Abstract
PFC is the less invasive method for diagnosing pleural neoplasms and the reported sensitivity is 50%.
Methods: All patients evaluated at our institution who had PFC and CB done between May 2009 to June 2010 and had PB indicated where included in the study. Diagnostic categories were specified for the analysis of PC and CB. The pathologist who read the PFC and CB was blind to the PB final diagnosis. The accuracy of the techniques was compared to PB.
Statistical analysis: Kappa (k) index was used to evaluate the concordance between the different techniques versus the PB and the concordance between PFC and CB. The sensitivity and specificity for malignancy was established for every technique.

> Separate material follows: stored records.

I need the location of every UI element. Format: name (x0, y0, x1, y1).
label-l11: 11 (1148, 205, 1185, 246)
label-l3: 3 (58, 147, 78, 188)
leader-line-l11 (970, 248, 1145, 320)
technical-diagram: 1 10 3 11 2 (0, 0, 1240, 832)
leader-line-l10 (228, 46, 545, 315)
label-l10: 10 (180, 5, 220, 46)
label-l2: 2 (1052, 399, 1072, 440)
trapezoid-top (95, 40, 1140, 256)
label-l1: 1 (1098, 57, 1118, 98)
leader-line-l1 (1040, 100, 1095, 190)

Results: 92 patients were included in the study. The PB was positive in 71 (77%) cases. The PFC was positive in 42 (45.6%) and the CB was positive in 35 (38%) of the cases. PB/PFC agreement was 68.5%; k=0.4. PB/CB agreement was 61.5%; k=0.32. PFC/CB agreement was 84.6%; k=0.68. Eleven out of 12 effusions with PFC suspicious of malignancy turned out to be malignant when compared to PB and all the suspicious CB where malignant in the PB. For PFC sensitivity was 64.3%, specificity was 100%, with a positive predicted value (PPV) of 100% and a negative predicted value of (NPV) 45%. For CB sensitivity was 59.2%, specificity was 100% with a PPV of 100% and a NPV of 42%.
Conclusion: There is good agreement between PFC and CB for the diagnosis of malignancy. CB trends to agree more than PFC with PB in the diagnosis of pleural mesothelioma. The sensitivity and specificity of PFC in the diagnosis of malignancy is similar to what is reported in the literature.